The Retirees' Newsletter

The Retirees's Association ( Faculty, Librarian, Administrator), University of Windsor, Windsor, Ont. Canada

Vol X , No. 5, December 2000


Association News

PENSION (cont'd from p.6)

This is so because, as our scribe tells us, his monthly MGB cheque (and all MGB cheques) include a "subsidy" (some prefer to call it a supplement) paid by the University. The subsidy is necessary to top up his Money Purchase Pension, in order to ensure that he will receive his Minimum Guaranteed Benefit. He doesn't tell us why such a gap might exist in the first place, so let's look further.

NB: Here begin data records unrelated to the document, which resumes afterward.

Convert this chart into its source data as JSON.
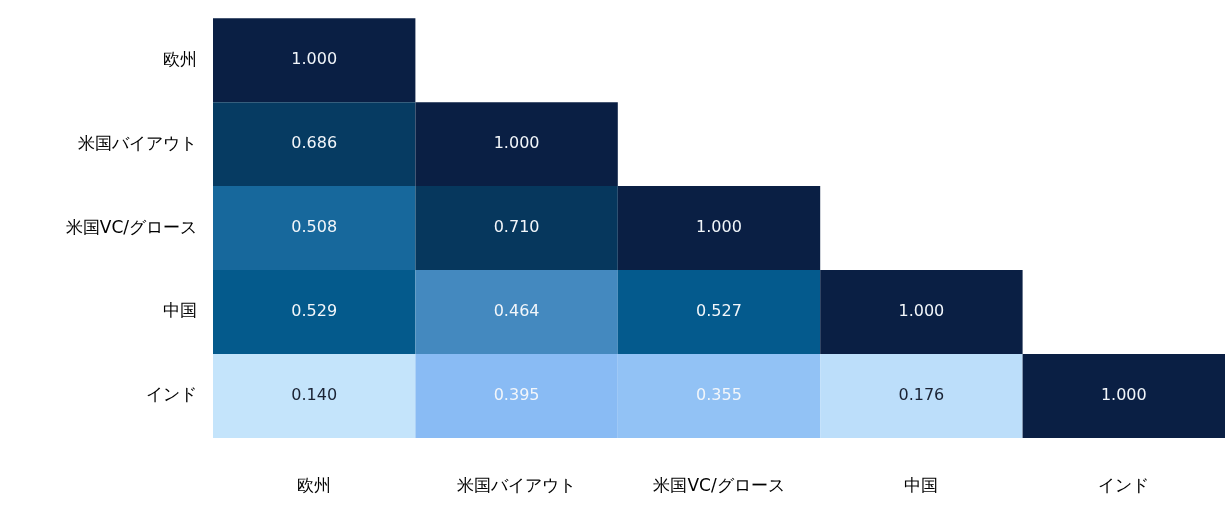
{
  "chart_data": {
    "type": "heatmap",
    "categories": [
      "欧州",
      "米国バイアウト",
      "米国VC/グロース",
      "中国",
      "インド"
    ],
    "y_categories": [
      "欧州",
      "米国バイアウト",
      "米国VC/グロース",
      "中国",
      "インド"
    ],
    "cells": [
      [
        1.0,
        null,
        null,
        null,
        null
      ],
      [
        0.686,
        1.0,
        null,
        null,
        null
      ],
      [
        0.508,
        0.71,
        1.0,
        null,
        null
      ],
      [
        0.529,
        0.464,
        0.527,
        1.0,
        null
      ],
      [
        0.14,
        0.395,
        0.355,
        0.176,
        1.0
      ]
    ],
    "cell_labels": [
      [
        "1.000",
        null,
        null,
        null,
        null
      ],
      [
        "0.686",
        "1.000",
        null,
        null,
        null
      ],
      [
        "0.508",
        "0.710",
        "1.000",
        null,
        null
      ],
      [
        "0.529",
        "0.464",
        "0.527",
        "1.000",
        null
      ],
      [
        "0.140",
        "0.395",
        "0.355",
        "0.176",
        "1.000"
      ]
    ]
  }
}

Retirees recall all those pension deductions from payroll over the years, with the University throwing in matching amounts, and the total going into the Pension Fund in the individual person's name. Upon retirement, and in every pension year thereafter, each retiree's MPP is individually calculated; and the resulting MPP levels reflect how much was contributed to the fund in each person's name, along with the return which was earned on its investment.

Thus, in every pension year, every retiree has a Money Purchase Pension in his or her name, and every retiree receives that Money Purchase Pension in full each month. Some, as in the case of our Scribe in Verse 1, need to have that MPP topped up... How so? Why the topping up? And how much?

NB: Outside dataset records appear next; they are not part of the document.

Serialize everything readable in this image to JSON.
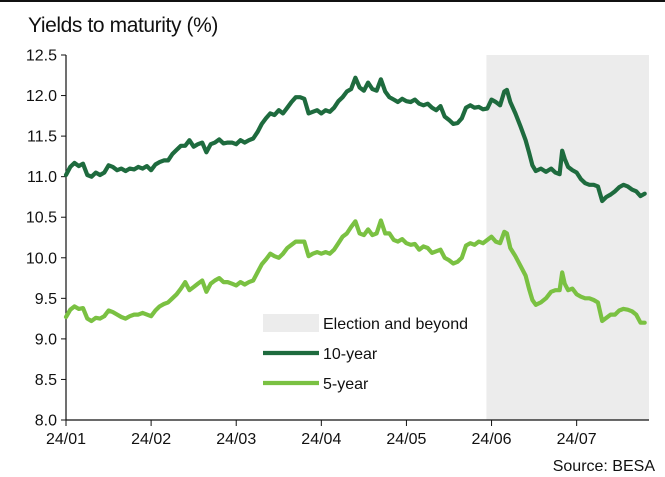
{
  "title": "Yields to maturity (%)",
  "source": "Source: BESA",
  "chart_data": {
    "type": "line",
    "title": "Yields to maturity (%)",
    "xlabel": "",
    "ylabel": "",
    "ylim": [
      8.0,
      12.5
    ],
    "yticks": [
      "8.0",
      "8.5",
      "9.0",
      "9.5",
      "10.0",
      "10.5",
      "11.0",
      "11.5",
      "12.0",
      "12.5"
    ],
    "x_tick_labels": [
      "24/01",
      "24/02",
      "24/03",
      "24/04",
      "24/05",
      "24/06",
      "24/07"
    ],
    "x_range_months": [
      1.0,
      7.85
    ],
    "grid": false,
    "legend_position": "center-right",
    "shaded_region": {
      "label": "Election and beyond",
      "x_start": 5.94,
      "x_end": 7.85,
      "color": "#ececec"
    },
    "series": [
      {
        "name": "10-year",
        "color": "#1e6b3e",
        "points": [
          [
            1.0,
            11.02
          ],
          [
            1.05,
            11.12
          ],
          [
            1.1,
            11.17
          ],
          [
            1.15,
            11.13
          ],
          [
            1.2,
            11.16
          ],
          [
            1.25,
            11.02
          ],
          [
            1.3,
            11.0
          ],
          [
            1.35,
            11.05
          ],
          [
            1.4,
            11.02
          ],
          [
            1.45,
            11.05
          ],
          [
            1.5,
            11.14
          ],
          [
            1.55,
            11.12
          ],
          [
            1.6,
            11.08
          ],
          [
            1.65,
            11.1
          ],
          [
            1.7,
            11.07
          ],
          [
            1.75,
            11.1
          ],
          [
            1.8,
            11.09
          ],
          [
            1.85,
            11.12
          ],
          [
            1.9,
            11.1
          ],
          [
            1.95,
            11.13
          ],
          [
            2.0,
            11.08
          ],
          [
            2.05,
            11.15
          ],
          [
            2.1,
            11.18
          ],
          [
            2.15,
            11.2
          ],
          [
            2.2,
            11.2
          ],
          [
            2.25,
            11.28
          ],
          [
            2.3,
            11.33
          ],
          [
            2.35,
            11.38
          ],
          [
            2.4,
            11.38
          ],
          [
            2.45,
            11.45
          ],
          [
            2.5,
            11.37
          ],
          [
            2.55,
            11.4
          ],
          [
            2.6,
            11.42
          ],
          [
            2.65,
            11.3
          ],
          [
            2.7,
            11.4
          ],
          [
            2.75,
            11.42
          ],
          [
            2.8,
            11.46
          ],
          [
            2.85,
            11.41
          ],
          [
            2.9,
            11.42
          ],
          [
            2.95,
            11.42
          ],
          [
            3.0,
            11.4
          ],
          [
            3.05,
            11.45
          ],
          [
            3.1,
            11.42
          ],
          [
            3.15,
            11.45
          ],
          [
            3.2,
            11.47
          ],
          [
            3.25,
            11.55
          ],
          [
            3.3,
            11.65
          ],
          [
            3.35,
            11.72
          ],
          [
            3.4,
            11.78
          ],
          [
            3.45,
            11.76
          ],
          [
            3.5,
            11.82
          ],
          [
            3.55,
            11.78
          ],
          [
            3.6,
            11.85
          ],
          [
            3.65,
            11.92
          ],
          [
            3.7,
            11.98
          ],
          [
            3.75,
            11.98
          ],
          [
            3.8,
            11.96
          ],
          [
            3.85,
            11.78
          ],
          [
            3.9,
            11.8
          ],
          [
            3.95,
            11.82
          ],
          [
            4.0,
            11.78
          ],
          [
            4.05,
            11.82
          ],
          [
            4.1,
            11.8
          ],
          [
            4.15,
            11.85
          ],
          [
            4.2,
            11.93
          ],
          [
            4.25,
            11.98
          ],
          [
            4.3,
            12.05
          ],
          [
            4.35,
            12.08
          ],
          [
            4.4,
            12.22
          ],
          [
            4.45,
            12.1
          ],
          [
            4.5,
            12.06
          ],
          [
            4.55,
            12.16
          ],
          [
            4.6,
            12.08
          ],
          [
            4.65,
            12.06
          ],
          [
            4.7,
            12.2
          ],
          [
            4.75,
            12.05
          ],
          [
            4.8,
            11.98
          ],
          [
            4.85,
            11.95
          ],
          [
            4.9,
            11.92
          ],
          [
            4.95,
            11.96
          ],
          [
            5.0,
            11.93
          ],
          [
            5.05,
            11.92
          ],
          [
            5.1,
            11.95
          ],
          [
            5.15,
            11.9
          ],
          [
            5.2,
            11.88
          ],
          [
            5.25,
            11.9
          ],
          [
            5.3,
            11.85
          ],
          [
            5.35,
            11.82
          ],
          [
            5.4,
            11.87
          ],
          [
            5.45,
            11.74
          ],
          [
            5.5,
            11.7
          ],
          [
            5.55,
            11.65
          ],
          [
            5.6,
            11.66
          ],
          [
            5.65,
            11.72
          ],
          [
            5.7,
            11.85
          ],
          [
            5.75,
            11.88
          ],
          [
            5.8,
            11.85
          ],
          [
            5.85,
            11.86
          ],
          [
            5.9,
            11.83
          ],
          [
            5.95,
            11.84
          ],
          [
            6.0,
            11.95
          ],
          [
            6.05,
            11.92
          ],
          [
            6.1,
            11.88
          ],
          [
            6.15,
            12.05
          ],
          [
            6.18,
            12.07
          ],
          [
            6.22,
            11.92
          ],
          [
            6.28,
            11.78
          ],
          [
            6.34,
            11.62
          ],
          [
            6.4,
            11.45
          ],
          [
            6.44,
            11.3
          ],
          [
            6.48,
            11.14
          ],
          [
            6.52,
            11.07
          ],
          [
            6.58,
            11.1
          ],
          [
            6.64,
            11.06
          ],
          [
            6.7,
            11.1
          ],
          [
            6.75,
            11.05
          ],
          [
            6.8,
            11.03
          ],
          [
            6.83,
            11.32
          ],
          [
            6.86,
            11.22
          ],
          [
            6.9,
            11.12
          ],
          [
            6.95,
            11.08
          ],
          [
            7.0,
            11.05
          ],
          [
            7.05,
            10.97
          ],
          [
            7.1,
            10.92
          ],
          [
            7.15,
            10.9
          ],
          [
            7.2,
            10.9
          ],
          [
            7.25,
            10.88
          ],
          [
            7.3,
            10.7
          ],
          [
            7.35,
            10.75
          ],
          [
            7.4,
            10.78
          ],
          [
            7.45,
            10.82
          ],
          [
            7.5,
            10.87
          ],
          [
            7.55,
            10.9
          ],
          [
            7.6,
            10.88
          ],
          [
            7.65,
            10.84
          ],
          [
            7.7,
            10.82
          ],
          [
            7.75,
            10.76
          ],
          [
            7.8,
            10.79
          ]
        ]
      },
      {
        "name": "5-year",
        "color": "#7ac142",
        "points": [
          [
            1.0,
            9.27
          ],
          [
            1.05,
            9.36
          ],
          [
            1.1,
            9.4
          ],
          [
            1.15,
            9.37
          ],
          [
            1.2,
            9.38
          ],
          [
            1.25,
            9.25
          ],
          [
            1.3,
            9.22
          ],
          [
            1.35,
            9.26
          ],
          [
            1.4,
            9.25
          ],
          [
            1.45,
            9.28
          ],
          [
            1.5,
            9.35
          ],
          [
            1.55,
            9.33
          ],
          [
            1.6,
            9.3
          ],
          [
            1.65,
            9.27
          ],
          [
            1.7,
            9.25
          ],
          [
            1.75,
            9.28
          ],
          [
            1.8,
            9.3
          ],
          [
            1.85,
            9.3
          ],
          [
            1.9,
            9.32
          ],
          [
            1.95,
            9.3
          ],
          [
            2.0,
            9.28
          ],
          [
            2.05,
            9.35
          ],
          [
            2.1,
            9.4
          ],
          [
            2.15,
            9.43
          ],
          [
            2.2,
            9.45
          ],
          [
            2.25,
            9.5
          ],
          [
            2.3,
            9.55
          ],
          [
            2.35,
            9.62
          ],
          [
            2.4,
            9.7
          ],
          [
            2.45,
            9.6
          ],
          [
            2.5,
            9.64
          ],
          [
            2.55,
            9.68
          ],
          [
            2.6,
            9.72
          ],
          [
            2.65,
            9.58
          ],
          [
            2.7,
            9.68
          ],
          [
            2.75,
            9.72
          ],
          [
            2.8,
            9.75
          ],
          [
            2.85,
            9.7
          ],
          [
            2.9,
            9.7
          ],
          [
            2.95,
            9.68
          ],
          [
            3.0,
            9.66
          ],
          [
            3.05,
            9.7
          ],
          [
            3.1,
            9.67
          ],
          [
            3.15,
            9.7
          ],
          [
            3.2,
            9.72
          ],
          [
            3.25,
            9.82
          ],
          [
            3.3,
            9.92
          ],
          [
            3.35,
            9.98
          ],
          [
            3.4,
            10.05
          ],
          [
            3.45,
            10.02
          ],
          [
            3.5,
            10.0
          ],
          [
            3.55,
            10.05
          ],
          [
            3.6,
            10.12
          ],
          [
            3.65,
            10.16
          ],
          [
            3.7,
            10.2
          ],
          [
            3.75,
            10.2
          ],
          [
            3.8,
            10.2
          ],
          [
            3.85,
            10.02
          ],
          [
            3.9,
            10.05
          ],
          [
            3.95,
            10.07
          ],
          [
            4.0,
            10.05
          ],
          [
            4.05,
            10.07
          ],
          [
            4.1,
            10.05
          ],
          [
            4.15,
            10.1
          ],
          [
            4.2,
            10.18
          ],
          [
            4.25,
            10.26
          ],
          [
            4.3,
            10.3
          ],
          [
            4.35,
            10.38
          ],
          [
            4.4,
            10.45
          ],
          [
            4.45,
            10.3
          ],
          [
            4.5,
            10.28
          ],
          [
            4.55,
            10.35
          ],
          [
            4.6,
            10.28
          ],
          [
            4.65,
            10.3
          ],
          [
            4.7,
            10.46
          ],
          [
            4.75,
            10.3
          ],
          [
            4.8,
            10.3
          ],
          [
            4.85,
            10.22
          ],
          [
            4.9,
            10.2
          ],
          [
            4.95,
            10.23
          ],
          [
            5.0,
            10.18
          ],
          [
            5.05,
            10.16
          ],
          [
            5.1,
            10.17
          ],
          [
            5.15,
            10.1
          ],
          [
            5.2,
            10.14
          ],
          [
            5.25,
            10.12
          ],
          [
            5.3,
            10.06
          ],
          [
            5.35,
            10.08
          ],
          [
            5.4,
            10.1
          ],
          [
            5.45,
            10.0
          ],
          [
            5.5,
            9.97
          ],
          [
            5.55,
            9.93
          ],
          [
            5.6,
            9.95
          ],
          [
            5.65,
            10.0
          ],
          [
            5.7,
            10.15
          ],
          [
            5.75,
            10.18
          ],
          [
            5.8,
            10.16
          ],
          [
            5.85,
            10.2
          ],
          [
            5.9,
            10.18
          ],
          [
            5.95,
            10.22
          ],
          [
            6.0,
            10.26
          ],
          [
            6.05,
            10.2
          ],
          [
            6.1,
            10.18
          ],
          [
            6.15,
            10.32
          ],
          [
            6.18,
            10.3
          ],
          [
            6.22,
            10.12
          ],
          [
            6.28,
            10.02
          ],
          [
            6.34,
            9.9
          ],
          [
            6.4,
            9.78
          ],
          [
            6.44,
            9.62
          ],
          [
            6.48,
            9.48
          ],
          [
            6.52,
            9.42
          ],
          [
            6.58,
            9.45
          ],
          [
            6.64,
            9.5
          ],
          [
            6.7,
            9.58
          ],
          [
            6.75,
            9.6
          ],
          [
            6.8,
            9.6
          ],
          [
            6.83,
            9.82
          ],
          [
            6.86,
            9.68
          ],
          [
            6.9,
            9.6
          ],
          [
            6.95,
            9.62
          ],
          [
            7.0,
            9.55
          ],
          [
            7.05,
            9.52
          ],
          [
            7.1,
            9.5
          ],
          [
            7.15,
            9.5
          ],
          [
            7.2,
            9.48
          ],
          [
            7.25,
            9.45
          ],
          [
            7.3,
            9.22
          ],
          [
            7.35,
            9.26
          ],
          [
            7.4,
            9.3
          ],
          [
            7.45,
            9.3
          ],
          [
            7.5,
            9.35
          ],
          [
            7.55,
            9.37
          ],
          [
            7.6,
            9.36
          ],
          [
            7.65,
            9.34
          ],
          [
            7.7,
            9.3
          ],
          [
            7.75,
            9.2
          ],
          [
            7.8,
            9.2
          ]
        ]
      }
    ]
  }
}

Here, re-enter the Minimum Guaranteed Benefit. A second calculation is made in every pension year, for every retiree. Most of us, long ago, knew the MGB formula by heart: years of service times an average salary, times etcetera. That calculation has nothing to do with the Pension Fund; rather it establishes a level below which your Money Purchase Pension will not be allowed to fall without its being "topped up" to the Minimum Guaranteed level, as we've seen happening in the case of Scribe One.

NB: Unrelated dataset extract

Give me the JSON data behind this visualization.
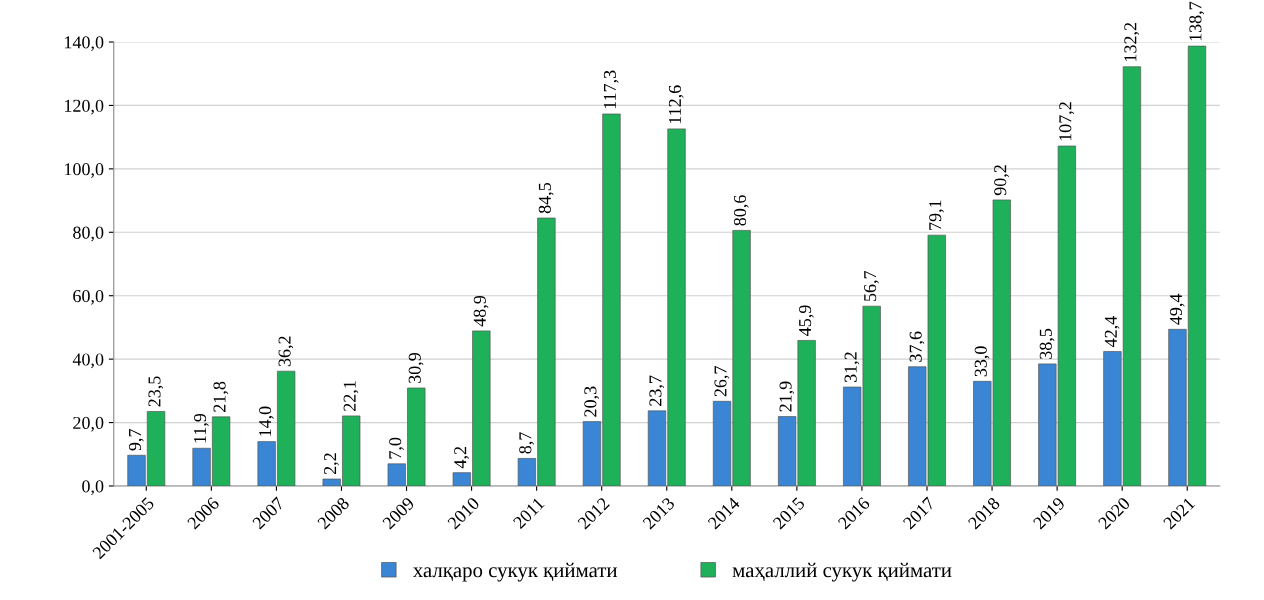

Our Scribe One clearly cherishes his "subsidy", even though he knows it will disappear if, as and when his MPP eventually overtakes his MGB. Until that time, however, he can bask in the satisfaction that, temporarily at least, he's getting more out of the system than he has put into it.

Best of all for Scribe One - when his subsidy finally does disappear, he will be able to climb aboard his new Money Purchase Pension and ride it through to who-knows-what dizzying heights. Which brings us to Verse Two.

ON VERSE TWO

Here Scribe Two breathes the bracing air of the Money Purchase Pension, unimpeded by any intrusions of MGB. His pension being propelled frequently upward by market forces, and unexpectedly downward at times, reflecting the earnings of the Fund in the preceding year, he experiences what he calls a constant roller-coaster ride.

Plaintively, our Scribe points out that this annoying aspect of the good life might be brought under a little control by some type of four-year averaging of the MPP. He might be interested to know that some six years ago, the Retirees' Association made strong representations to the Faculty Association and the University, pointing out "that four-year averaging would eliminate the severe changes in either direction without affecting the total increase". These wise counsels, alas, went unheeded at that time; but they might well be renewed now.

Perhaps the last four lines of Verse Two are closest to the spirit of our pension. Nowhere are we free from the instability of the market economy. But Scribe Two reminds us again of the comfort all of us can draw as retirees, from the knowledge that the MGB safety net is always there!